絵本の読み聞かせや歌をうたったりします。この時に朝とかわりがないか、子どもの表情や状態のチェックを最終確認します。
お迎えの時に、その日の子どもの様子や頑張りを保護者に伝えます。この後は掃除をしたり、午睡時だけではできなかった事務仕事や明日の保育の活動の準備も仕事です。
※補足※
年齢に応じて午前中もおやつを提供したり、0歳や1、2歳児クラスにおいてはトイレや食事などの身の回りのことがまだまだ自分でするのが難しいため、生活の関わりも特に一人ひとりに丁寧に行っていくと大きく一日の流れが違う場合もありますので、あくまで一つの事例です。また、水遊びや運動会、お遊戯会などの季節の遊びや行事の関わりがある時には一日の流れが変わってきます。
保育士だからこそ味わえるやりがい
子どもを育てるということは本当に大変なことであるのは事実ですが、保育士の子どもに対する思いであったり頑張りは必ず成長になって子どもたちは応えてくれます。

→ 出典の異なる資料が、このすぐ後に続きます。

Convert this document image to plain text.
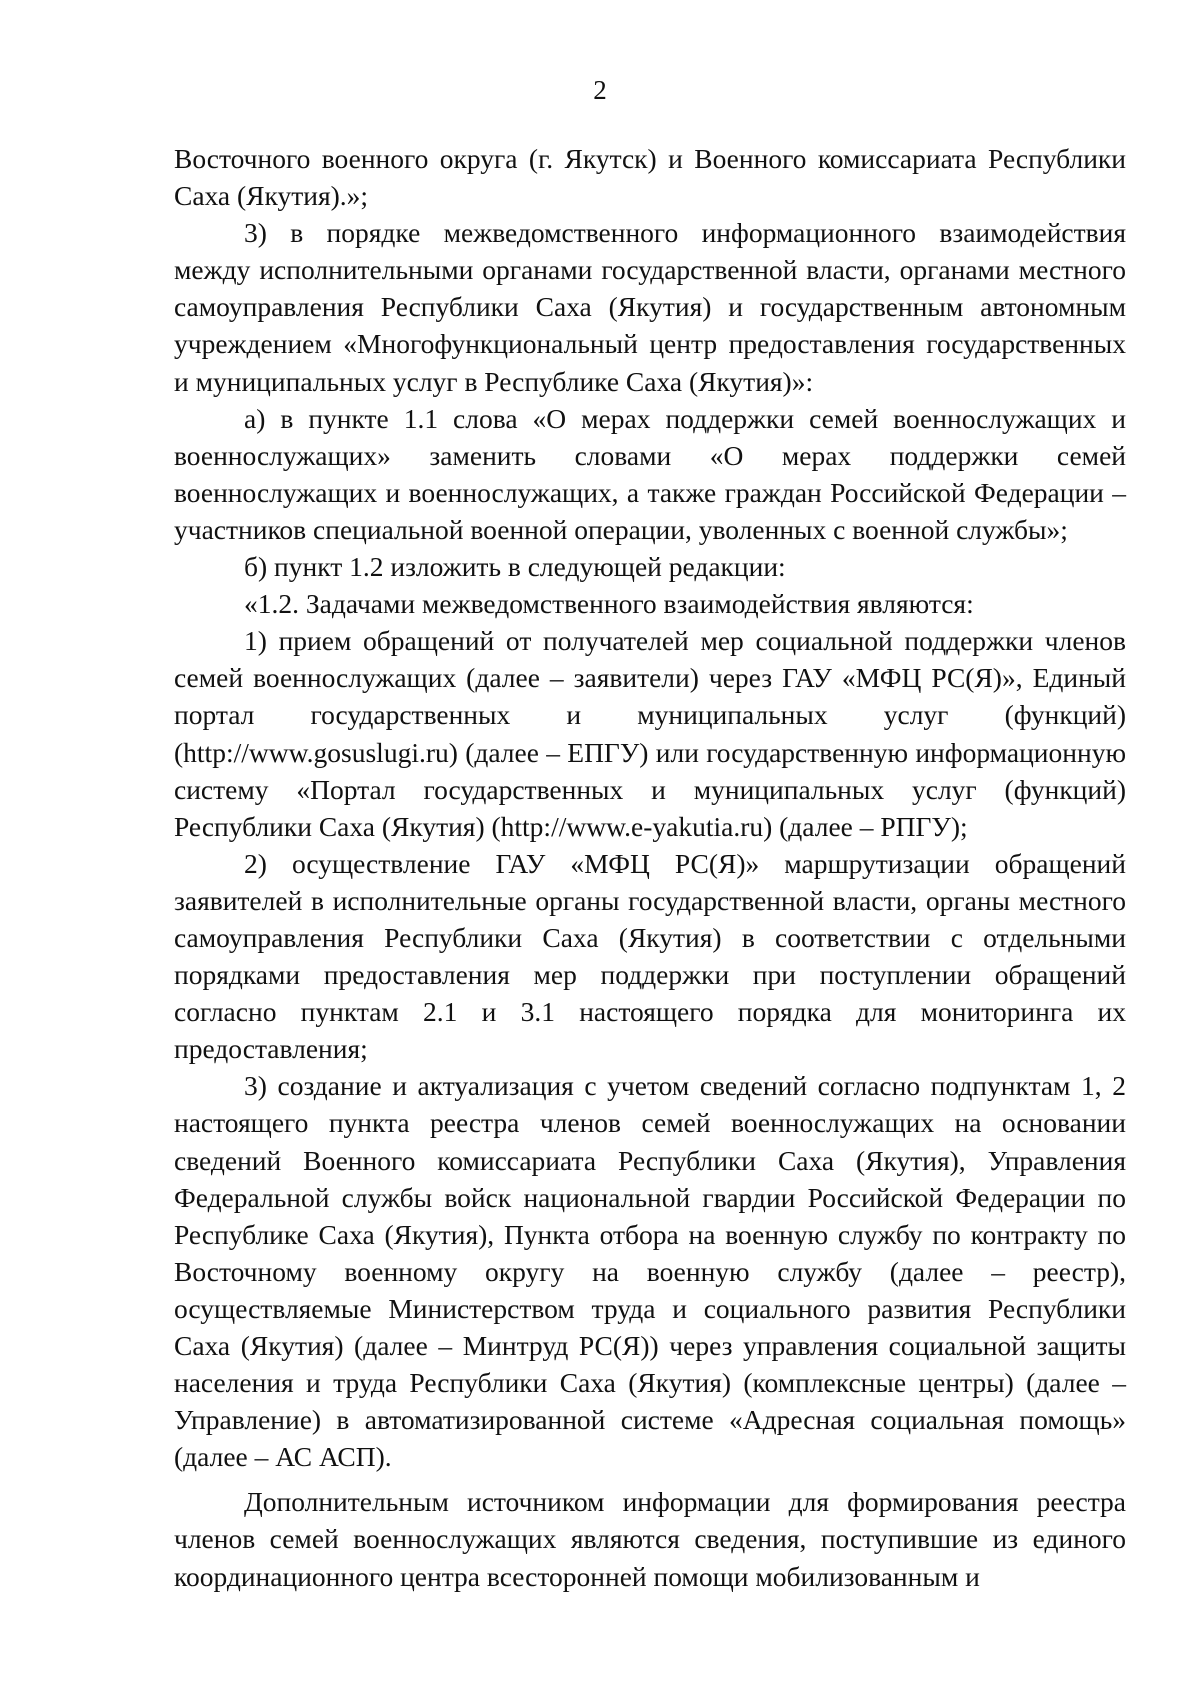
2

Восточного военного округа (г. Якутск) и Военного комиссариата Республики Саха (Якутия).»;

3) в порядке межведомственного информационного взаимодействия между исполнительными органами государственной власти, органами местного самоуправления Республики Саха (Якутия) и государственным автономным учреждением «Многофункциональный центр предоставления государственных и муниципальных услуг в Республике Саха (Якутия)»:

а) в пункте 1.1 слова «О мерах поддержки семей военнослужащих и военнослужащих» заменить словами «О мерах поддержки семей военнослужащих и военнослужащих, а также граждан Российской Федерации – участников специальной военной операции, уволенных с военной службы»;

б) пункт 1.2 изложить в следующей редакции:

«1.2. Задачами межведомственного взаимодействия являются:

1) прием обращений от получателей мер социальной поддержки членов семей военнослужащих (далее – заявители) через ГАУ «МФЦ РС(Я)», Единый портал государственных и муниципальных услуг (функций) (http://www.gosuslugi.ru) (далее – ЕПГУ) или государственную информационную систему «Портал государственных и муниципальных услуг (функций) Республики Саха (Якутия) (http://www.e-yakutia.ru) (далее – РПГУ);

2) осуществление ГАУ «МФЦ РС(Я)» маршрутизации обращений заявителей в исполнительные органы государственной власти, органы местного самоуправления Республики Саха (Якутия) в соответствии с отдельными порядками предоставления мер поддержки при поступлении обращений согласно пунктам 2.1 и 3.1 настоящего порядка для мониторинга их предоставления;

3) создание и актуализация с учетом сведений согласно подпунктам 1, 2 настоящего пункта реестра членов семей военнослужащих на основании сведений Военного комиссариата Республики Саха (Якутия), Управления Федеральной службы войск национальной гвардии Российской Федерации по Республике Саха (Якутия), Пункта отбора на военную службу по контракту по Восточному военному округу на военную службу (далее – реестр), осуществляемые Министерством труда и социального развития Республики Саха (Якутия) (далее – Минтруд РС(Я)) через управления социальной защиты населения и труда Республики Саха (Якутия) (комплексные центры) (далее – Управление) в автоматизированной системе «Адресная социальная помощь» (далее – АС АСП).

Дополнительным источником информации для формирования реестра членов семей военнослужащих являются сведения, поступившие из единого координационного центра всесторонней помощи мобилизованным и
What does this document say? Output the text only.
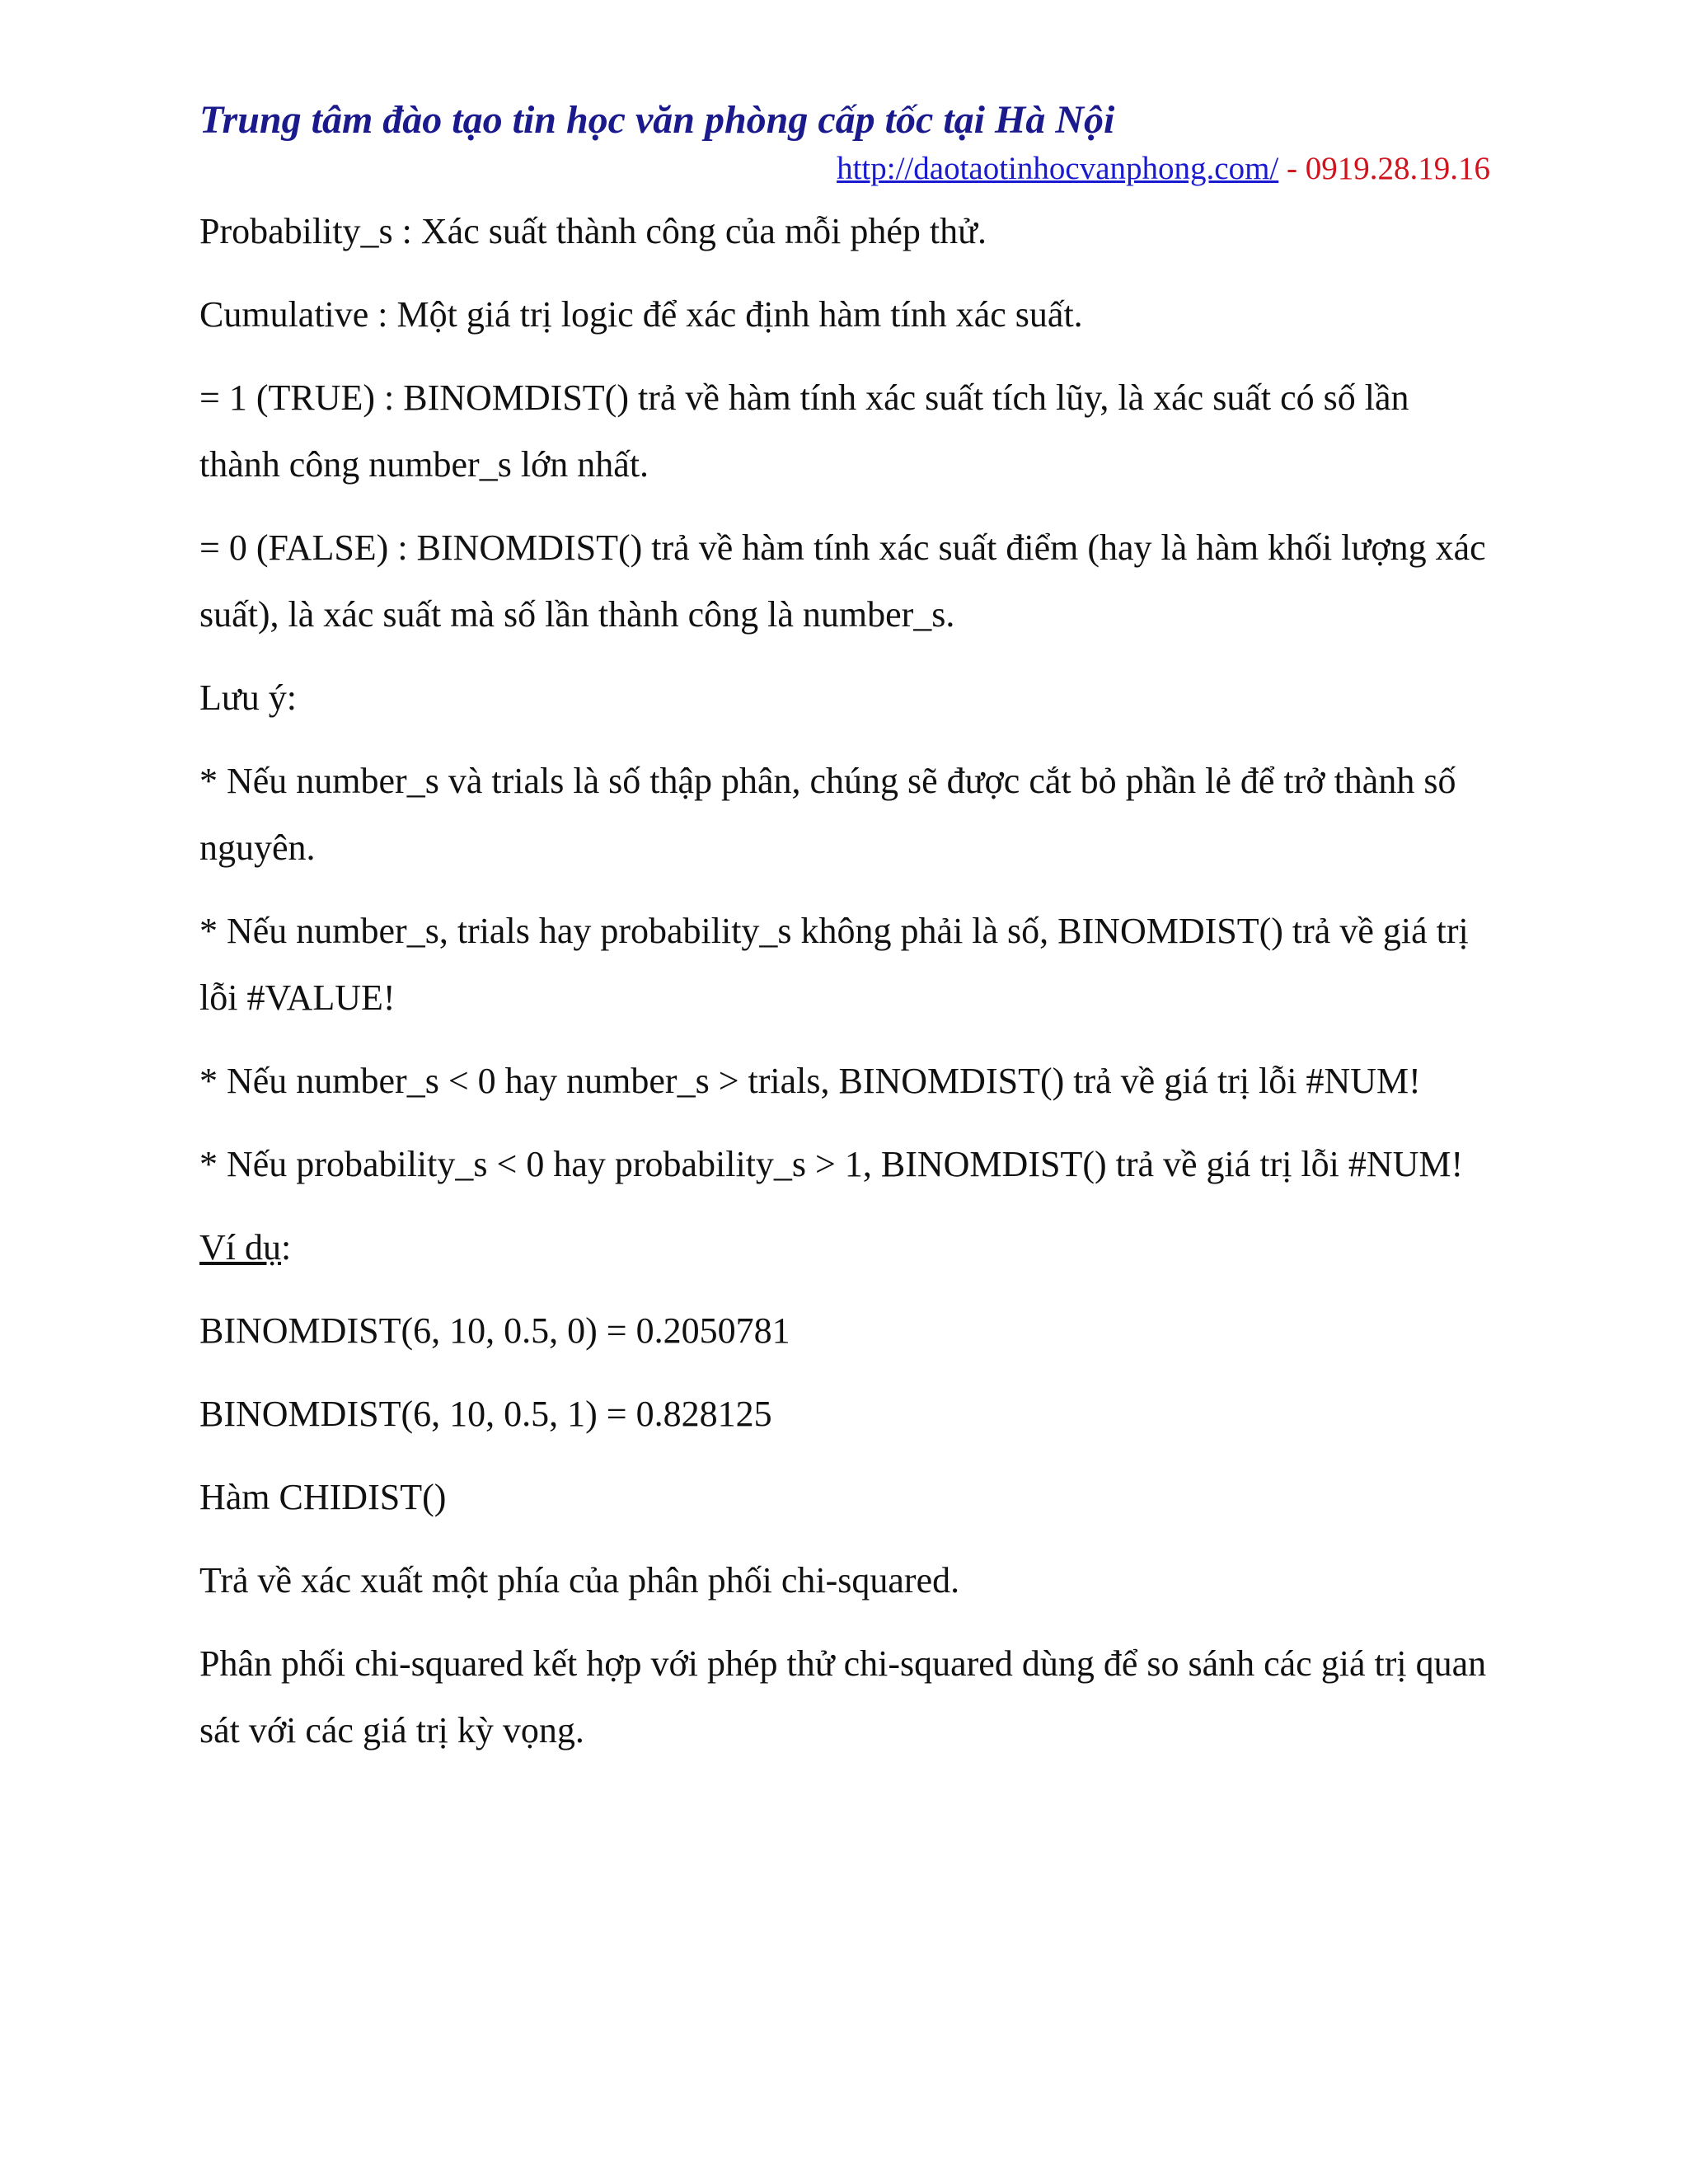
Trung tâm đào tạo tin học văn phòng cấp tốc tại Hà Nội
http://daotaotinhocvanphong.com/ - 0919.28.19.16

Probability_s : Xác suất thành công của mỗi phép thử.

Cumulative : Một giá trị logic để xác định hàm tính xác suất.

= 1 (TRUE) : BINOMDIST() trả về hàm tính xác suất tích lũy, là xác suất có số lần thành công number_s lớn nhất.

= 0 (FALSE) : BINOMDIST() trả về hàm tính xác suất điểm (hay là hàm khối lượng xác suất), là xác suất mà số lần thành công là number_s.

Lưu ý:

* Nếu number_s và trials là số thập phân, chúng sẽ được cắt bỏ phần lẻ để trở thành số nguyên.

* Nếu number_s, trials hay probability_s không phải là số, BINOMDIST() trả về giá trị lỗi #VALUE!

* Nếu number_s < 0 hay number_s > trials, BINOMDIST() trả về giá trị lỗi #NUM!

* Nếu probability_s < 0 hay probability_s > 1, BINOMDIST() trả về giá trị lỗi #NUM!

Ví dụ:

BINOMDIST(6, 10, 0.5, 0) = 0.2050781

BINOMDIST(6, 10, 0.5, 1) = 0.828125

Hàm CHIDIST()

Trả về xác xuất một phía của phân phối chi-squared.

Phân phối chi-squared kết hợp với phép thử chi-squared dùng để so sánh các giá trị quan sát với các giá trị kỳ vọng.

トイレや食事、衣服の着脱などの身の回りのことが少しずつできるようになっていったり、友だちと喧嘩ばかりしていたのが、玩具の貸し借りができるようになりトラブルが少なくなるなどの社会性の育ち。
また、制作や運動遊びに挑戦して今までできなかったことができるようになる等、保育者が関われば関わるほど子どもたちは大きく成長していくのです。それらは大きな達成感となるでしょう。
運動会や行事などの関わりも大変ですが、子どもたちと共に頑張ってきたことを見てもらうことで、保護者の方に感謝されたり周りに認めてもらえることもたくさんあります。
保育士という仕事は周りに相談ももちろんしますが、保育は自分で考えて行うこともできます。
そのため、周りに指示されるのではなく、自分で仕事を組み立てていくことができるのも大きな魅力の一つと言えるでしょう。
まとめ
この記事では、現役保育士が保育士の仕事内容や1日のスケジュールなどについて解説してきました。
これから保育士を目指す方にとって、有益な内容であったなら大変嬉しいです^^
保育士は生活や遊びなど、様々なシーンにおいて子どもの成長を発見して感じることができ、子どもたちから学ぶことや元気をもらうこともたくさんあります。
子どもが好きな人、人と接することが好きな人、達成感ややりがいを感じる仕事をしてみたいと思う方にはぴったりな仕事だと思いますので、興味がある方はぜひチャレンジしてみて下さい!